I will NEVER go below 100% render resolution.
That's quite separate to the point I was trying to make about 100%+ / supersampling, which I'm glad can be put to rest now. However, suffice to say there have been games where upscaling has absolutely provided better IQ (will give example below), but I suspect that won't occur much or at all moving forward as upscaling implementations now are finally including a native AA option like DLAA, FSR Native AA etc - and because those AA solutions are so much better than TAA, they are of course better than upscaling from lower res. Same algorithm, more data.

My example where upscaling has provided better IQ goes as follows.

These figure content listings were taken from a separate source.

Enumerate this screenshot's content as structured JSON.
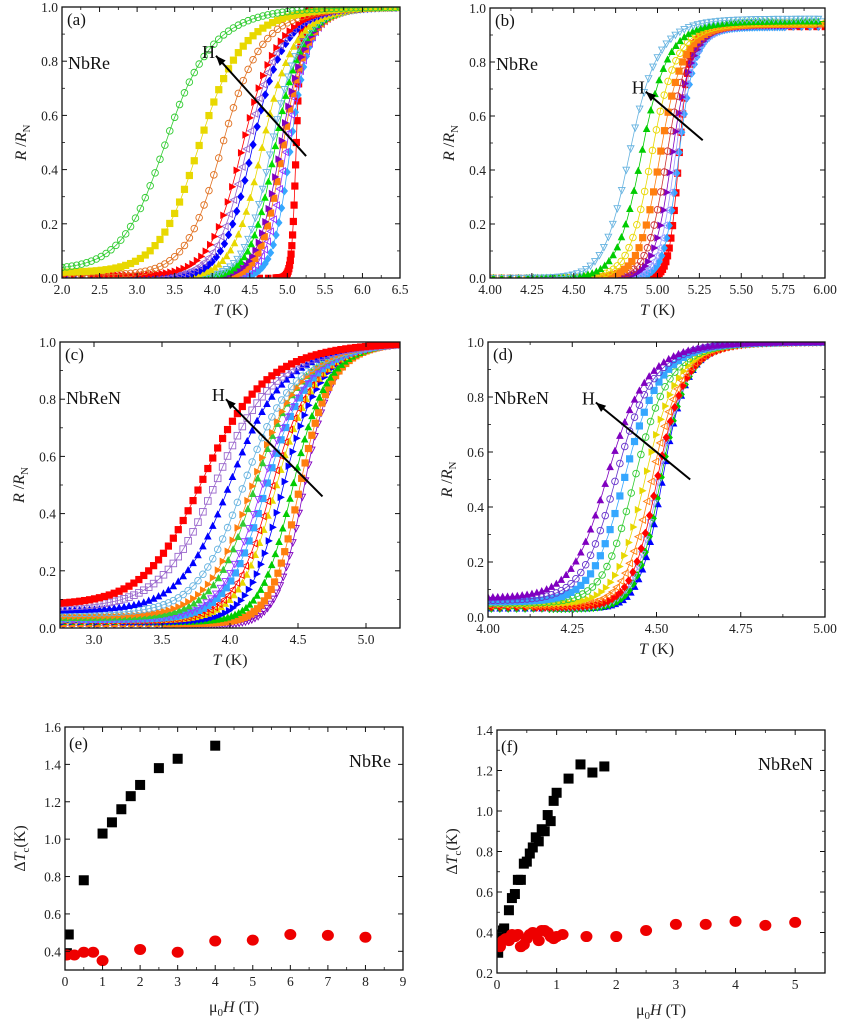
{
  "figure": {
    "description": "Normalized resistance vs temperature for NbRe and NbReN films at various magnetic fields, and transition width vs field"
  },
  "chart_data": [
    {
      "id": "a",
      "type": "scatter",
      "panel_label": "(a)",
      "sample": "NbRe",
      "arrow_label": "H",
      "xlabel_italic": "T",
      "xlabel_rest": " (K)",
      "ylabel_italic1": "R",
      "ylabel_mid": " /",
      "ylabel_italic2": "R",
      "ylabel_sub": "N",
      "xlim": [
        2.0,
        6.5
      ],
      "ylim": [
        0.0,
        1.0
      ],
      "xticks": [
        "2.0",
        "2.5",
        "3.0",
        "3.5",
        "4.0",
        "4.5",
        "5.0",
        "5.5",
        "6.0",
        "6.5"
      ],
      "yticks": [
        "0.0",
        "0.2",
        "0.4",
        "0.6",
        "0.8",
        "1.0"
      ],
      "arrow": {
        "from": [
          5.25,
          0.45
        ],
        "to": [
          4.05,
          0.82
        ]
      },
      "curve_model": "sigmoid R/RN = base + (1-base)/(1+exp(-(T-Tm)/w))",
      "series": [
        {
          "name": "H1",
          "color": "#ff0000",
          "marker": "square",
          "filled": true,
          "Tm": 5.12,
          "w": 0.03,
          "base": 0.0
        },
        {
          "name": "H2",
          "color": "#35a7ff",
          "marker": "diamond",
          "filled": true,
          "Tm": 5.05,
          "w": 0.12,
          "base": 0.0
        },
        {
          "name": "H3",
          "color": "#9933ff",
          "marker": "triangle-left",
          "filled": false,
          "Tm": 5.0,
          "w": 0.14,
          "base": 0.0
        },
        {
          "name": "H4",
          "color": "#ff7f0e",
          "marker": "square",
          "filled": true,
          "Tm": 4.95,
          "w": 0.15,
          "base": 0.0
        },
        {
          "name": "H5",
          "color": "#8000c0",
          "marker": "triangle-right",
          "filled": true,
          "Tm": 4.92,
          "w": 0.16,
          "base": 0.0
        },
        {
          "name": "H6",
          "color": "#00dd00",
          "marker": "triangle-up",
          "filled": true,
          "Tm": 4.85,
          "w": 0.17,
          "base": 0.0
        },
        {
          "name": "H7",
          "color": "#66b3e0",
          "marker": "triangle-down",
          "filled": false,
          "Tm": 4.8,
          "w": 0.18,
          "base": 0.0
        },
        {
          "name": "H8",
          "color": "#e8d800",
          "marker": "triangle-up",
          "filled": true,
          "Tm": 4.68,
          "w": 0.2,
          "base": 0.0
        },
        {
          "name": "H9",
          "color": "#0000ff",
          "marker": "diamond",
          "filled": true,
          "Tm": 4.55,
          "w": 0.2,
          "base": 0.0
        },
        {
          "name": "H10",
          "color": "#9966cc",
          "marker": "triangle-left",
          "filled": false,
          "Tm": 4.48,
          "w": 0.21,
          "base": 0.0
        },
        {
          "name": "H11",
          "color": "#ff0000",
          "marker": "triangle-right",
          "filled": true,
          "Tm": 4.42,
          "w": 0.22,
          "base": 0.01
        },
        {
          "name": "H12",
          "color": "#e07020",
          "marker": "circle",
          "filled": false,
          "Tm": 4.15,
          "w": 0.25,
          "base": 0.01
        },
        {
          "name": "H13",
          "color": "#e8d800",
          "marker": "square",
          "filled": true,
          "Tm": 3.85,
          "w": 0.28,
          "base": 0.02
        },
        {
          "name": "H14",
          "color": "#33cc33",
          "marker": "circle",
          "filled": false,
          "Tm": 3.4,
          "w": 0.3,
          "base": 0.03
        }
      ]
    },
    {
      "id": "b",
      "type": "scatter",
      "panel_label": "(b)",
      "sample": "NbRe",
      "arrow_label": "H",
      "xlabel_italic": "T",
      "xlabel_rest": " (K)",
      "ylabel_italic1": "R",
      "ylabel_mid": " /",
      "ylabel_italic2": "R",
      "ylabel_sub": "N",
      "xlim": [
        4.0,
        6.0
      ],
      "ylim": [
        0.0,
        1.0
      ],
      "xticks": [
        "4.00",
        "4.25",
        "4.50",
        "4.75",
        "5.00",
        "5.25",
        "5.50",
        "5.75",
        "6.00"
      ],
      "yticks": [
        "0.0",
        "0.2",
        "0.4",
        "0.6",
        "0.8",
        "1.0"
      ],
      "arrow": {
        "from": [
          5.27,
          0.51
        ],
        "to": [
          4.93,
          0.69
        ]
      },
      "curve_model": "sigmoid, plateau ~0.93-0.96",
      "series": [
        {
          "name": "H1",
          "color": "#ff0000",
          "marker": "square",
          "filled": true,
          "Tm": 5.13,
          "w": 0.03,
          "top": 0.93
        },
        {
          "name": "H2",
          "color": "#35a7ff",
          "marker": "diamond",
          "filled": true,
          "Tm": 5.13,
          "w": 0.045,
          "top": 0.93
        },
        {
          "name": "H3",
          "color": "#9999ff",
          "marker": "triangle-left",
          "filled": false,
          "Tm": 5.11,
          "w": 0.05,
          "top": 0.935
        },
        {
          "name": "H4",
          "color": "#8000c0",
          "marker": "triangle-right",
          "filled": true,
          "Tm": 5.09,
          "w": 0.055,
          "top": 0.935
        },
        {
          "name": "H5",
          "color": "#cc3333",
          "marker": "circle",
          "filled": false,
          "Tm": 5.06,
          "w": 0.06,
          "top": 0.94
        },
        {
          "name": "H6",
          "color": "#ff7f0e",
          "marker": "square",
          "filled": true,
          "Tm": 5.02,
          "w": 0.065,
          "top": 0.94
        },
        {
          "name": "H7",
          "color": "#e8d800",
          "marker": "circle",
          "filled": false,
          "Tm": 4.97,
          "w": 0.07,
          "top": 0.945
        },
        {
          "name": "H8",
          "color": "#00cc00",
          "marker": "triangle-up",
          "filled": true,
          "Tm": 4.91,
          "w": 0.075,
          "top": 0.95
        },
        {
          "name": "H9",
          "color": "#66b3e0",
          "marker": "triangle-down",
          "filled": false,
          "Tm": 4.84,
          "w": 0.08,
          "top": 0.96
        }
      ]
    },
    {
      "id": "c",
      "type": "scatter",
      "panel_label": "(c)",
      "sample": "NbReN",
      "arrow_label": "H",
      "xlabel_italic": "T",
      "xlabel_rest": " (K)",
      "ylabel_italic1": "R",
      "ylabel_mid": " /",
      "ylabel_italic2": "R",
      "ylabel_sub": "N",
      "xlim": [
        2.75,
        5.25
      ],
      "ylim": [
        0.0,
        1.0
      ],
      "xticks": [
        "3.0",
        "3.5",
        "4.0",
        "4.5",
        "5.0"
      ],
      "yticks": [
        "0.0",
        "0.2",
        "0.4",
        "0.6",
        "0.8",
        "1.0"
      ],
      "arrow": {
        "from": [
          4.68,
          0.46
        ],
        "to": [
          3.97,
          0.8
        ]
      },
      "series": [
        {
          "name": "H1",
          "color": "#8000c0",
          "marker": "triangle-down",
          "filled": false,
          "Tm": 4.55,
          "w": 0.1,
          "base": 0.01
        },
        {
          "name": "H2",
          "color": "#ff7f0e",
          "marker": "square",
          "filled": true,
          "Tm": 4.52,
          "w": 0.11,
          "base": 0.015
        },
        {
          "name": "H3",
          "color": "#00cc00",
          "marker": "triangle-up",
          "filled": true,
          "Tm": 4.47,
          "w": 0.12,
          "base": 0.02
        },
        {
          "name": "H4",
          "color": "#0000ff",
          "marker": "triangle-right",
          "filled": true,
          "Tm": 4.4,
          "w": 0.13,
          "base": 0.02
        },
        {
          "name": "H5",
          "color": "#e8d800",
          "marker": "triangle-up",
          "filled": true,
          "Tm": 4.35,
          "w": 0.14,
          "base": 0.025
        },
        {
          "name": "H6",
          "color": "#ff0000",
          "marker": "triangle-left",
          "filled": false,
          "Tm": 4.32,
          "w": 0.145,
          "base": 0.025
        },
        {
          "name": "H7",
          "color": "#35a7ff",
          "marker": "square",
          "filled": true,
          "Tm": 4.28,
          "w": 0.15,
          "base": 0.03
        },
        {
          "name": "H8",
          "color": "#9933ff",
          "marker": "triangle-down",
          "filled": false,
          "Tm": 4.25,
          "w": 0.155,
          "base": 0.03
        },
        {
          "name": "H9",
          "color": "#33cc33",
          "marker": "triangle-up",
          "filled": true,
          "Tm": 4.2,
          "w": 0.16,
          "base": 0.035
        },
        {
          "name": "H10",
          "color": "#ff7f0e",
          "marker": "triangle-right",
          "filled": true,
          "Tm": 4.18,
          "w": 0.17,
          "base": 0.04
        },
        {
          "name": "H11",
          "color": "#66b3e0",
          "marker": "circle",
          "filled": false,
          "Tm": 4.12,
          "w": 0.18,
          "base": 0.05
        },
        {
          "name": "H12",
          "color": "#0000ff",
          "marker": "triangle-up",
          "filled": true,
          "Tm": 4.02,
          "w": 0.19,
          "base": 0.06
        },
        {
          "name": "H13",
          "color": "#9966cc",
          "marker": "square",
          "filled": false,
          "Tm": 3.92,
          "w": 0.21,
          "base": 0.07
        },
        {
          "name": "H14",
          "color": "#ff0000",
          "marker": "square",
          "filled": true,
          "Tm": 3.82,
          "w": 0.22,
          "base": 0.08
        }
      ]
    },
    {
      "id": "d",
      "type": "scatter",
      "panel_label": "(d)",
      "sample": "NbReN",
      "arrow_label": "H",
      "xlabel_italic": "T",
      "xlabel_rest": " (K)",
      "ylabel_italic1": "R",
      "ylabel_mid": " /",
      "ylabel_italic2": "R",
      "ylabel_sub": "N",
      "xlim": [
        4.0,
        5.0
      ],
      "ylim": [
        0.0,
        1.0
      ],
      "xticks": [
        "4.00",
        "4.25",
        "4.50",
        "4.75",
        "5.00"
      ],
      "yticks": [
        "0.0",
        "0.2",
        "0.4",
        "0.6",
        "0.8",
        "1.0"
      ],
      "arrow": {
        "from": [
          4.6,
          0.5
        ],
        "to": [
          4.32,
          0.78
        ]
      },
      "series": [
        {
          "name": "H1",
          "color": "#0000ff",
          "marker": "triangle-up",
          "filled": true,
          "Tm": 4.52,
          "w": 0.035,
          "base": 0.03
        },
        {
          "name": "H2",
          "color": "#00cc00",
          "marker": "diamond",
          "filled": true,
          "Tm": 4.515,
          "w": 0.037,
          "base": 0.03
        },
        {
          "name": "H3",
          "color": "#9999ff",
          "marker": "triangle-down",
          "filled": false,
          "Tm": 4.51,
          "w": 0.038,
          "base": 0.035
        },
        {
          "name": "H4",
          "color": "#ff0000",
          "marker": "diamond",
          "filled": true,
          "Tm": 4.505,
          "w": 0.04,
          "base": 0.035
        },
        {
          "name": "H5",
          "color": "#ff7f0e",
          "marker": "triangle-left",
          "filled": false,
          "Tm": 4.49,
          "w": 0.042,
          "base": 0.04
        },
        {
          "name": "H6",
          "color": "#e8d800",
          "marker": "triangle-right",
          "filled": true,
          "Tm": 4.47,
          "w": 0.045,
          "base": 0.045
        },
        {
          "name": "H7",
          "color": "#33cc33",
          "marker": "circle",
          "filled": false,
          "Tm": 4.44,
          "w": 0.048,
          "base": 0.05
        },
        {
          "name": "H8",
          "color": "#35a7ff",
          "marker": "square",
          "filled": true,
          "Tm": 4.41,
          "w": 0.05,
          "base": 0.055
        },
        {
          "name": "H9",
          "color": "#6633cc",
          "marker": "circle",
          "filled": false,
          "Tm": 4.385,
          "w": 0.052,
          "base": 0.06
        },
        {
          "name": "H10",
          "color": "#8000c0",
          "marker": "triangle-up",
          "filled": true,
          "Tm": 4.36,
          "w": 0.055,
          "base": 0.07
        }
      ]
    },
    {
      "id": "e",
      "type": "scatter",
      "panel_label": "(e)",
      "sample": "NbRe",
      "xlabel_pre": "μ",
      "xlabel_sub": "0",
      "xlabel_italic": "H",
      "xlabel_rest": " (T)",
      "ylabel_pre": "Δ",
      "ylabel_italic": "T",
      "ylabel_sub": "c",
      "ylabel_rest": "(K)",
      "xlim": [
        0,
        9
      ],
      "ylim": [
        0.3,
        1.6
      ],
      "xticks": [
        "0",
        "1",
        "2",
        "3",
        "4",
        "5",
        "6",
        "7",
        "8",
        "9"
      ],
      "yticks": [
        "0.4",
        "0.6",
        "0.8",
        "1.0",
        "1.2",
        "1.4",
        "1.6"
      ],
      "ytick_values": [
        0.4,
        0.6,
        0.8,
        1.0,
        1.2,
        1.4,
        1.6
      ],
      "series": [
        {
          "name": "black-squares",
          "color": "#000000",
          "marker": "square",
          "x": [
            0.05,
            0.1,
            0.5,
            1.0,
            1.25,
            1.5,
            1.75,
            2.0,
            2.5,
            3.0,
            4.0
          ],
          "y": [
            0.39,
            0.49,
            0.78,
            1.03,
            1.09,
            1.16,
            1.23,
            1.29,
            1.38,
            1.43,
            1.5
          ]
        },
        {
          "name": "red-circles",
          "color": "#ee0000",
          "marker": "circle",
          "x": [
            0.05,
            0.25,
            0.5,
            0.75,
            1.0,
            2.0,
            3.0,
            4.0,
            5.0,
            6.0,
            7.0,
            8.0
          ],
          "y": [
            0.38,
            0.38,
            0.395,
            0.395,
            0.35,
            0.41,
            0.395,
            0.455,
            0.46,
            0.49,
            0.485,
            0.475
          ]
        }
      ]
    },
    {
      "id": "f",
      "type": "scatter",
      "panel_label": "(f)",
      "sample": "NbReN",
      "xlabel_pre": "μ",
      "xlabel_sub": "0",
      "xlabel_italic": "H",
      "xlabel_rest": " (T)",
      "ylabel_pre": "Δ",
      "ylabel_italic": "T",
      "ylabel_sub": "c",
      "ylabel_rest": "(K)",
      "xlim": [
        0,
        5.5
      ],
      "ylim": [
        0.2,
        1.4
      ],
      "xticks": [
        "0",
        "1",
        "2",
        "3",
        "4",
        "5"
      ],
      "yticks": [
        "0.2",
        "0.4",
        "0.6",
        "0.8",
        "1.0",
        "1.2",
        "1.4"
      ],
      "ytick_values": [
        0.2,
        0.4,
        0.6,
        0.8,
        1.0,
        1.2,
        1.4
      ],
      "series": [
        {
          "name": "black-squares",
          "color": "#000000",
          "marker": "square",
          "x": [
            0.02,
            0.04,
            0.06,
            0.08,
            0.1,
            0.12,
            0.2,
            0.25,
            0.3,
            0.35,
            0.4,
            0.45,
            0.5,
            0.55,
            0.6,
            0.65,
            0.7,
            0.75,
            0.8,
            0.85,
            0.9,
            0.95,
            1.0,
            1.2,
            1.4,
            1.6,
            1.8
          ],
          "y": [
            0.3,
            0.34,
            0.37,
            0.39,
            0.41,
            0.42,
            0.51,
            0.57,
            0.59,
            0.66,
            0.66,
            0.74,
            0.75,
            0.79,
            0.82,
            0.87,
            0.85,
            0.91,
            0.9,
            0.98,
            0.95,
            1.05,
            1.09,
            1.16,
            1.23,
            1.19,
            1.22
          ]
        },
        {
          "name": "red-circles",
          "color": "#ee0000",
          "marker": "circle",
          "x": [
            0.05,
            0.1,
            0.15,
            0.2,
            0.25,
            0.3,
            0.35,
            0.4,
            0.45,
            0.5,
            0.55,
            0.6,
            0.65,
            0.7,
            0.75,
            0.8,
            0.85,
            0.9,
            0.95,
            1.0,
            1.1,
            1.5,
            2.0,
            2.5,
            3.0,
            3.5,
            4.0,
            4.5,
            5.0
          ],
          "y": [
            0.33,
            0.36,
            0.37,
            0.36,
            0.39,
            0.38,
            0.39,
            0.33,
            0.34,
            0.37,
            0.39,
            0.4,
            0.39,
            0.36,
            0.41,
            0.41,
            0.4,
            0.38,
            0.37,
            0.38,
            0.39,
            0.38,
            0.38,
            0.41,
            0.44,
            0.44,
            0.455,
            0.435,
            0.45
          ]
        }
      ]
    }
  ]
}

Game AAA releases, it has a rendering pipeline dependent on TAA to not break visual effects, so you cannot outright disable TAA (or another temporally underpinned AA solution) at all in the game options, the developer made sure of this so their game doesn't look visually broken. The standard TAA that comes in the game has a very blurry resolve and it's own temporal artefacts like smearing and ghosting. The game has also implemented DLSS, and because the standard TAA is that bad, and the AA algorithm in DLSS is that good, DLSS Quality mode provides superior image quality, higher detail retention, image stability etc. Article covering some examples here.
However, it is true that DLSS can produce a better than native image, it just depends on the game. At 4K using the Quality mode, for example, we'd say that around 40% of the time DLSS was indeed producing a better than native image. Often this comes down to the native image, on a handful of occasions native rendering wasn't great, likely due to a poor TAA implementation. But on other occasions the native image looks pretty good, it's just that DLSS looks better or has an advantage at times.
Again this is very unlikely to happen now, as we can use these AA algorithms like FSR native AA/XeSS native AA/DLAA, giving undeniably better results than starting from a lower base resolution, more data so duh, but that above scenario certainly played out in multiple games, because of straight garbage TAA so bad it fumbles, even with craploads more pixels to work with.

Image quality on a given game, on a given monitor/panel is on a spectrum of subnative-through-massively-supersampled, and so because better than native is categorically possible, it's objective to say that it isn't inherently limited to one singular way to achieve that.